AutomationIntermediate

How to Debug AI Steps in Zapier Using Zap History

Find out why an AI step returned the wrong answer or broke a later action by reading the run logs and reproducing it.

7 minIntermediate

AI steps fail in their own ways: empty output, extra commentary that breaks a JSON parser, or a label that no longer matches a Paths rule. Zapier's Zap History shows the exact input and output of every run, which is almost always enough to find the cause. This guide is your debugging routine.

What you need

  • A live Zap with an AI step that is misbehaving
  • Access to Zap History (in the left sidebar)
  • About 10 minutes

Step 1: Open the failed run

Go to Zap History and find the run that went wrong. Click it to expand every step. Each step shows Data In and Data Out, so you can trace the exact values that flowed through the Zap on that run.

Zapier - Zap History
Run at 09:14 status: Stopped
1 Trigger Gmail ok
2 AI step Analyze data ok
3 Formatter Import JSON ERROR
Could not parse input as JSON
4 Sheets Create row skipped
Each run lists per-step status with input and output.

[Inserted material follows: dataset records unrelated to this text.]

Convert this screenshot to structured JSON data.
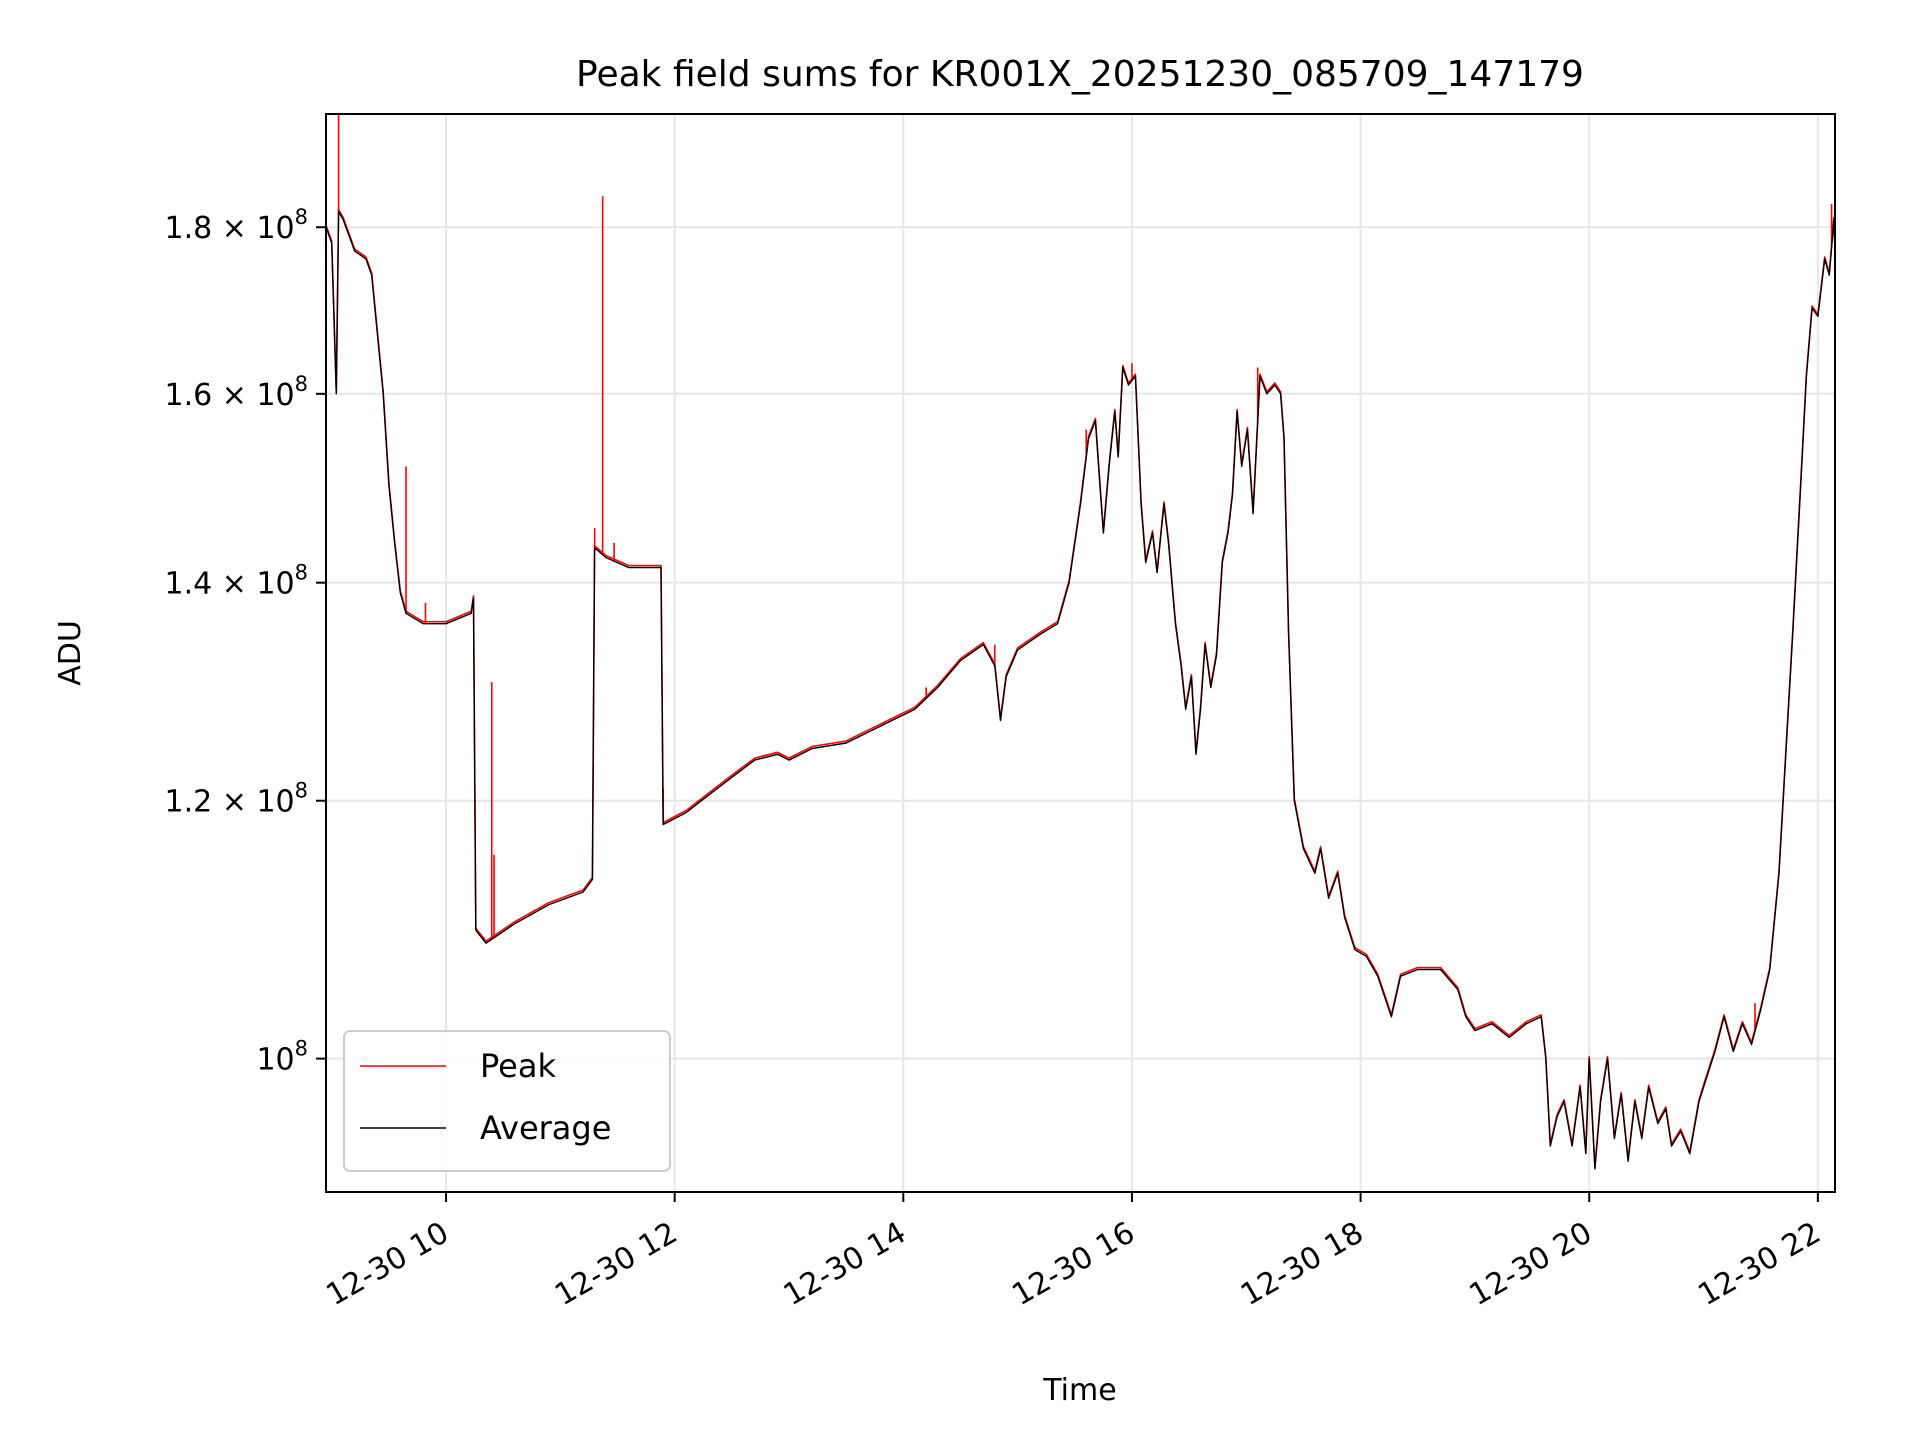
{
  "chart_data": {
    "type": "line",
    "title": "Peak field sums for KR001X_20251230_085709_147179",
    "xlabel": "Time",
    "ylabel": "ADU",
    "y_scale": "log",
    "ylim": [
      91000000,
      195000000
    ],
    "xlim_hours": [
      8.95,
      22.15
    ],
    "grid": true,
    "x_ticks": [
      {
        "hour": 10,
        "label": "12-30 10"
      },
      {
        "hour": 12,
        "label": "12-30 12"
      },
      {
        "hour": 14,
        "label": "12-30 14"
      },
      {
        "hour": 16,
        "label": "12-30 16"
      },
      {
        "hour": 18,
        "label": "12-30 18"
      },
      {
        "hour": 20,
        "label": "12-30 20"
      },
      {
        "hour": 22,
        "label": "12-30 22"
      }
    ],
    "y_ticks": [
      {
        "value": 100000000,
        "mantissa": "",
        "exponent": "8",
        "base": "10"
      },
      {
        "value": 120000000,
        "mantissa": "1.2",
        "exponent": "8",
        "base": "10"
      },
      {
        "value": 140000000,
        "mantissa": "1.4",
        "exponent": "8",
        "base": "10"
      },
      {
        "value": 160000000,
        "mantissa": "1.6",
        "exponent": "8",
        "base": "10"
      },
      {
        "value": 180000000,
        "mantissa": "1.8",
        "exponent": "8",
        "base": "10"
      }
    ],
    "legend": {
      "placement": "lower-left",
      "entries": [
        {
          "label": "Peak",
          "color": "#ff0000"
        },
        {
          "label": "Average",
          "color": "#000000"
        }
      ]
    },
    "series": [
      {
        "name": "Average",
        "color": "#000000",
        "points": [
          [
            8.95,
            180000000
          ],
          [
            9.0,
            178000000
          ],
          [
            9.04,
            160000000
          ],
          [
            9.06,
            182000000
          ],
          [
            9.1,
            181000000
          ],
          [
            9.2,
            177000000
          ],
          [
            9.3,
            176000000
          ],
          [
            9.35,
            174000000
          ],
          [
            9.45,
            160000000
          ],
          [
            9.5,
            150000000
          ],
          [
            9.55,
            144000000
          ],
          [
            9.6,
            139000000
          ],
          [
            9.65,
            137000000
          ],
          [
            9.8,
            136000000
          ],
          [
            10.0,
            136000000
          ],
          [
            10.22,
            137000000
          ],
          [
            10.24,
            138500000
          ],
          [
            10.26,
            109500000
          ],
          [
            10.35,
            108500000
          ],
          [
            10.6,
            110000000
          ],
          [
            10.9,
            111500000
          ],
          [
            11.2,
            112500000
          ],
          [
            11.28,
            113500000
          ],
          [
            11.3,
            143500000
          ],
          [
            11.4,
            142500000
          ],
          [
            11.6,
            141500000
          ],
          [
            11.85,
            141500000
          ],
          [
            11.88,
            141500000
          ],
          [
            11.9,
            118000000
          ],
          [
            12.0,
            118500000
          ],
          [
            12.1,
            119000000
          ],
          [
            12.3,
            120500000
          ],
          [
            12.5,
            122000000
          ],
          [
            12.7,
            123500000
          ],
          [
            12.9,
            124000000
          ],
          [
            13.0,
            123500000
          ],
          [
            13.2,
            124500000
          ],
          [
            13.5,
            125000000
          ],
          [
            13.7,
            126000000
          ],
          [
            13.9,
            127000000
          ],
          [
            14.1,
            128000000
          ],
          [
            14.3,
            130000000
          ],
          [
            14.5,
            132500000
          ],
          [
            14.7,
            134000000
          ],
          [
            14.8,
            132000000
          ],
          [
            14.85,
            127000000
          ],
          [
            14.9,
            131000000
          ],
          [
            15.0,
            133500000
          ],
          [
            15.2,
            135000000
          ],
          [
            15.35,
            136000000
          ],
          [
            15.45,
            140000000
          ],
          [
            15.55,
            148000000
          ],
          [
            15.62,
            155000000
          ],
          [
            15.68,
            157000000
          ],
          [
            15.72,
            150000000
          ],
          [
            15.75,
            145000000
          ],
          [
            15.8,
            152000000
          ],
          [
            15.85,
            158000000
          ],
          [
            15.88,
            153000000
          ],
          [
            15.92,
            163000000
          ],
          [
            15.97,
            161000000
          ],
          [
            16.03,
            162000000
          ],
          [
            16.08,
            148000000
          ],
          [
            16.12,
            142000000
          ],
          [
            16.18,
            145000000
          ],
          [
            16.22,
            141000000
          ],
          [
            16.28,
            148000000
          ],
          [
            16.32,
            144000000
          ],
          [
            16.38,
            136000000
          ],
          [
            16.43,
            132000000
          ],
          [
            16.47,
            128000000
          ],
          [
            16.52,
            131000000
          ],
          [
            16.56,
            124000000
          ],
          [
            16.6,
            128000000
          ],
          [
            16.64,
            134000000
          ],
          [
            16.69,
            130000000
          ],
          [
            16.74,
            133000000
          ],
          [
            16.79,
            142000000
          ],
          [
            16.84,
            145000000
          ],
          [
            16.88,
            149000000
          ],
          [
            16.92,
            158000000
          ],
          [
            16.96,
            152000000
          ],
          [
            17.01,
            156000000
          ],
          [
            17.06,
            147000000
          ],
          [
            17.12,
            162000000
          ],
          [
            17.18,
            160000000
          ],
          [
            17.25,
            161000000
          ],
          [
            17.3,
            160000000
          ],
          [
            17.33,
            155000000
          ],
          [
            17.37,
            135000000
          ],
          [
            17.42,
            120000000
          ],
          [
            17.5,
            116000000
          ],
          [
            17.6,
            114000000
          ],
          [
            17.65,
            116000000
          ],
          [
            17.72,
            112000000
          ],
          [
            17.8,
            114000000
          ],
          [
            17.86,
            110500000
          ],
          [
            17.95,
            108000000
          ],
          [
            18.05,
            107500000
          ],
          [
            18.15,
            106000000
          ],
          [
            18.27,
            103000000
          ],
          [
            18.35,
            106000000
          ],
          [
            18.5,
            106500000
          ],
          [
            18.7,
            106500000
          ],
          [
            18.85,
            105000000
          ],
          [
            18.92,
            103000000
          ],
          [
            19.0,
            102000000
          ],
          [
            19.15,
            102500000
          ],
          [
            19.3,
            101500000
          ],
          [
            19.45,
            102500000
          ],
          [
            19.58,
            103000000
          ],
          [
            19.62,
            100000000
          ],
          [
            19.66,
            94000000
          ],
          [
            19.72,
            96000000
          ],
          [
            19.78,
            97000000
          ],
          [
            19.85,
            94000000
          ],
          [
            19.92,
            98000000
          ],
          [
            19.97,
            93500000
          ],
          [
            20.0,
            100000000
          ],
          [
            20.05,
            92500000
          ],
          [
            20.1,
            97000000
          ],
          [
            20.16,
            100000000
          ],
          [
            20.22,
            94500000
          ],
          [
            20.28,
            97500000
          ],
          [
            20.34,
            93000000
          ],
          [
            20.4,
            97000000
          ],
          [
            20.46,
            94500000
          ],
          [
            20.52,
            98000000
          ],
          [
            20.6,
            95500000
          ],
          [
            20.67,
            96500000
          ],
          [
            20.72,
            94000000
          ],
          [
            20.8,
            95000000
          ],
          [
            20.88,
            93500000
          ],
          [
            20.96,
            97000000
          ],
          [
            21.02,
            98500000
          ],
          [
            21.1,
            100500000
          ],
          [
            21.18,
            103000000
          ],
          [
            21.26,
            100500000
          ],
          [
            21.34,
            102500000
          ],
          [
            21.42,
            101000000
          ],
          [
            21.5,
            103500000
          ],
          [
            21.58,
            106500000
          ],
          [
            21.66,
            114000000
          ],
          [
            21.72,
            124000000
          ],
          [
            21.78,
            135000000
          ],
          [
            21.85,
            150000000
          ],
          [
            21.9,
            162000000
          ],
          [
            21.95,
            170000000
          ],
          [
            22.0,
            169000000
          ],
          [
            22.06,
            176000000
          ],
          [
            22.1,
            174000000
          ],
          [
            22.14,
            181000000
          ],
          [
            22.15,
            177000000
          ]
        ]
      },
      {
        "name": "Peak",
        "color": "#ff0000",
        "spikes": [
          [
            9.06,
            195000000
          ],
          [
            9.65,
            152000000
          ],
          [
            9.82,
            138000000
          ],
          [
            10.4,
            130500000
          ],
          [
            10.42,
            115500000
          ],
          [
            11.3,
            145500000
          ],
          [
            11.37,
            184000000
          ],
          [
            11.47,
            144000000
          ],
          [
            11.9,
            121000000
          ],
          [
            12.2,
            120000000
          ],
          [
            14.2,
            130000000
          ],
          [
            14.8,
            134000000
          ],
          [
            15.6,
            156000000
          ],
          [
            16.0,
            163500000
          ],
          [
            17.1,
            163000000
          ],
          [
            21.45,
            104000000
          ],
          [
            22.12,
            183000000
          ]
        ]
      }
    ]
  }
}
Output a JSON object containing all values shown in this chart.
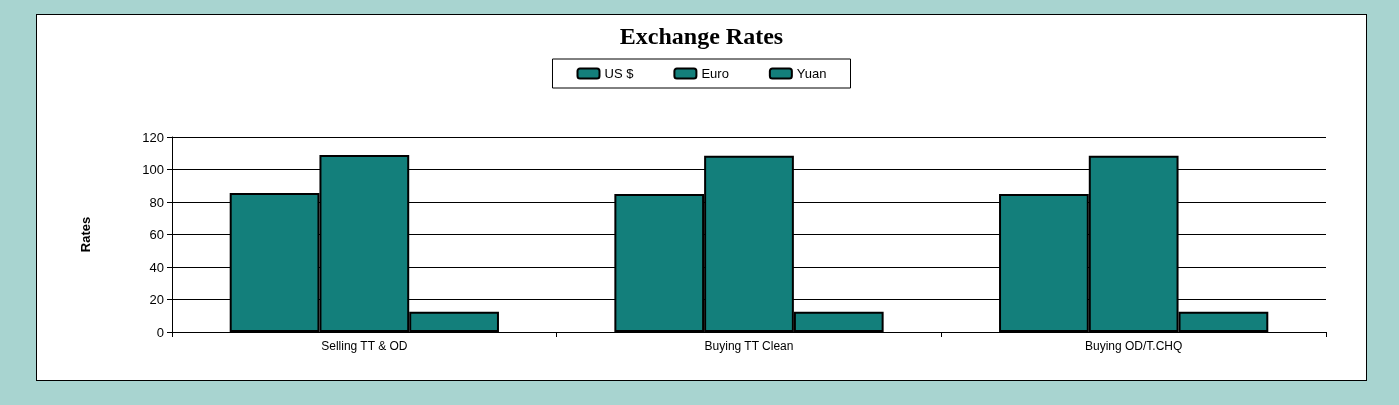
{
  "chart_data": {
    "type": "bar",
    "title": "Exchange Rates",
    "ylabel": "Rates",
    "categories": [
      "Selling TT & OD",
      "Buying TT Clean",
      "Buying OD/T.CHQ"
    ],
    "series": [
      {
        "name": "US $",
        "color": "#137f7b",
        "values": [
          85.5,
          85,
          85
        ]
      },
      {
        "name": "Euro",
        "color": "#137f7b",
        "values": [
          109,
          108.5,
          108.5
        ]
      },
      {
        "name": "Yuan",
        "color": "#137f7b",
        "values": [
          12.5,
          12.5,
          12.5
        ]
      }
    ],
    "ylim": [
      0,
      120
    ],
    "yticks": [
      0,
      20,
      40,
      60,
      80,
      100,
      120
    ],
    "grid": "y",
    "legend": "top"
  }
}
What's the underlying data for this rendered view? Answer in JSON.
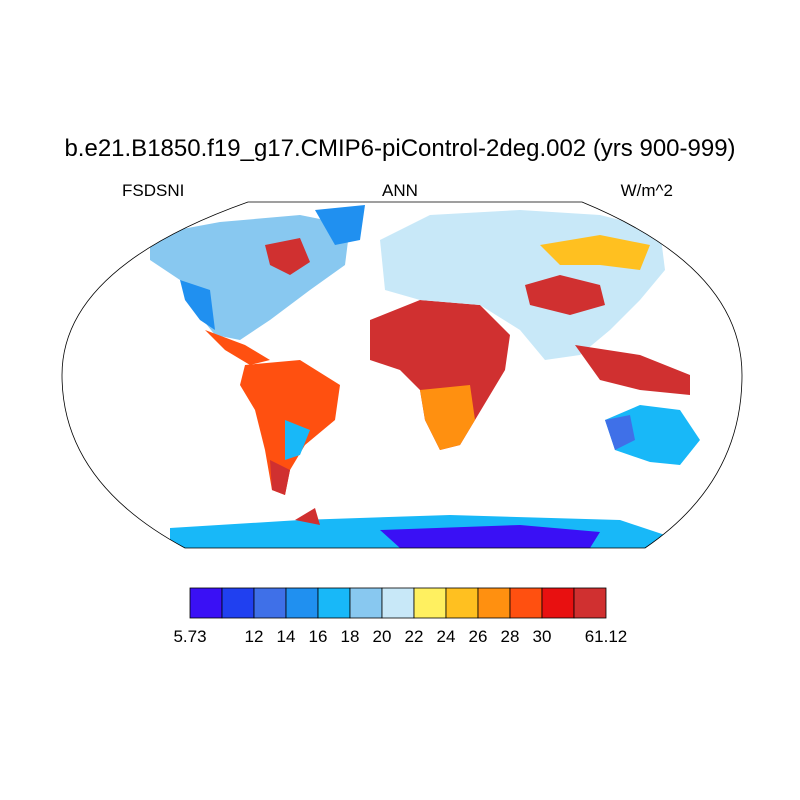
{
  "title": "b.e21.B1850.f19_g17.CMIP6-piControl-2deg.002 (yrs 900-999)",
  "left_label": "FSDSNI",
  "center_label": "ANN",
  "right_label": "W/m^2",
  "colorbar": {
    "colors": [
      "#3a10f5",
      "#2040f0",
      "#3f70e8",
      "#2090f0",
      "#18b8f8",
      "#88c8f0",
      "#c8e8f8",
      "#fff060",
      "#ffc020",
      "#ff9010",
      "#ff5010",
      "#e81010",
      "#d03030"
    ],
    "levels": [
      5.73,
      null,
      12,
      14,
      16,
      18,
      20,
      22,
      24,
      26,
      28,
      30,
      null,
      61.12
    ]
  }
}
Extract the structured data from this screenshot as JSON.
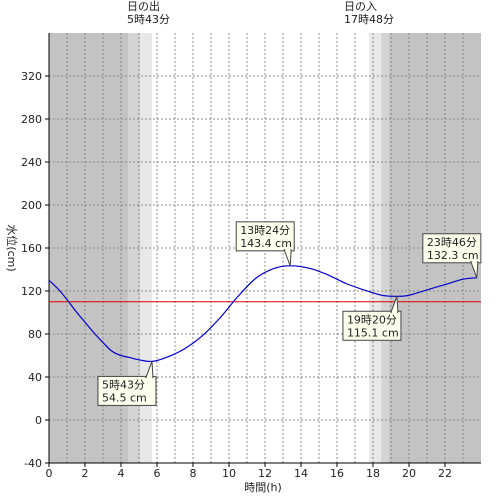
{
  "chart_data": {
    "type": "line",
    "xlabel": "時間(h)",
    "ylabel": "水位(cm)",
    "xlim": [
      0,
      24
    ],
    "ylim": [
      -40,
      360
    ],
    "x_ticks": [
      0,
      2,
      4,
      6,
      8,
      10,
      12,
      14,
      16,
      18,
      20,
      22
    ],
    "y_ticks": [
      -40,
      0,
      40,
      80,
      120,
      160,
      200,
      240,
      280,
      320
    ],
    "reference_line": {
      "value": 110,
      "color": "#dd0000"
    },
    "sunrise": {
      "title": "日の出",
      "time_label": "5時43分",
      "hour": 5.72
    },
    "sunset": {
      "title": "日の入",
      "time_label": "17時48分",
      "hour": 17.8
    },
    "series": [
      {
        "color": "#0000cc",
        "points": [
          [
            0.0,
            130.0
          ],
          [
            0.5,
            122.0
          ],
          [
            1.0,
            112.0
          ],
          [
            1.5,
            101.0
          ],
          [
            2.0,
            91.0
          ],
          [
            2.5,
            81.0
          ],
          [
            3.0,
            72.0
          ],
          [
            3.5,
            64.0
          ],
          [
            4.0,
            60.0
          ],
          [
            4.5,
            58.0
          ],
          [
            5.0,
            56.0
          ],
          [
            5.72,
            54.5
          ],
          [
            6.5,
            58.0
          ],
          [
            7.5,
            66.0
          ],
          [
            8.5,
            78.0
          ],
          [
            9.5,
            95.0
          ],
          [
            10.5,
            115.0
          ],
          [
            11.5,
            132.0
          ],
          [
            12.5,
            141.0
          ],
          [
            13.4,
            143.4
          ],
          [
            14.5,
            141.0
          ],
          [
            15.5,
            135.0
          ],
          [
            16.5,
            127.0
          ],
          [
            17.5,
            121.0
          ],
          [
            18.5,
            116.0
          ],
          [
            19.33,
            115.1
          ],
          [
            20.0,
            116.0
          ],
          [
            21.0,
            121.0
          ],
          [
            22.0,
            126.0
          ],
          [
            23.0,
            131.0
          ],
          [
            23.77,
            132.3
          ]
        ]
      }
    ],
    "annotations": [
      {
        "line1": "5時43分",
        "line2": "54.5 cm",
        "x": 5.72,
        "y": 54.5,
        "box": "below-left"
      },
      {
        "line1": "13時24分",
        "line2": "143.4 cm",
        "x": 13.4,
        "y": 143.4,
        "box": "above-left"
      },
      {
        "line1": "19時20分",
        "line2": "115.1 cm",
        "x": 19.33,
        "y": 115.1,
        "box": "below-left"
      },
      {
        "line1": "23時46分",
        "line2": "132.3 cm",
        "x": 23.77,
        "y": 132.3,
        "box": "above-left"
      }
    ]
  }
}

Step 2: Inspect the AI Data Out

Open the AI step and read its Data Out exactly as returned. The usual culprit is the model wrapping JSON in prose or a code fence, which a parser then rejects. Seeing the raw text tells you precisely what to fix.

AI Data Out (the bug)
Sure! Here is the JSON you asked for:

```json
{ "name": "Dana", "total": 148.5 }
```
The prose is the problem
The Import JSON step received the friendly sentence and the code fence, not pure JSON, so it failed. The model ignored part of the instruction. Tighten the prompt rather than blaming the parser.

Step 3: Fix the prompt and re-test

Edit the AI step prompt to forbid extra text explicitly, and lower the temperature if you control it. Then use the editor's Test button to run the step again with the same sample and confirm the output is now clean.

Hardened prompt
Reply with raw JSON only. No prose. No code fences.
No leading or trailing characters. Start with { and
end with }.

{ "name": string, "total": number }

Step 4: Replay the run

Back in Zap History you can often use Replay on the failed run to re-send the same data through the fixed Zap. This confirms the fix works on the exact case that broke, without waiting for a new live event.

Add a guard step
After the AI step, add a Formatter or Filter that strips code fences and checks the text starts with a brace. A small guard makes the whole Zap resilient to the occasional chatty response.

Result: You can pinpoint why any AI step misbehaved by reading its real input and output, fix the prompt, replay the exact failure, and confirm the Zap now runs clean end to end.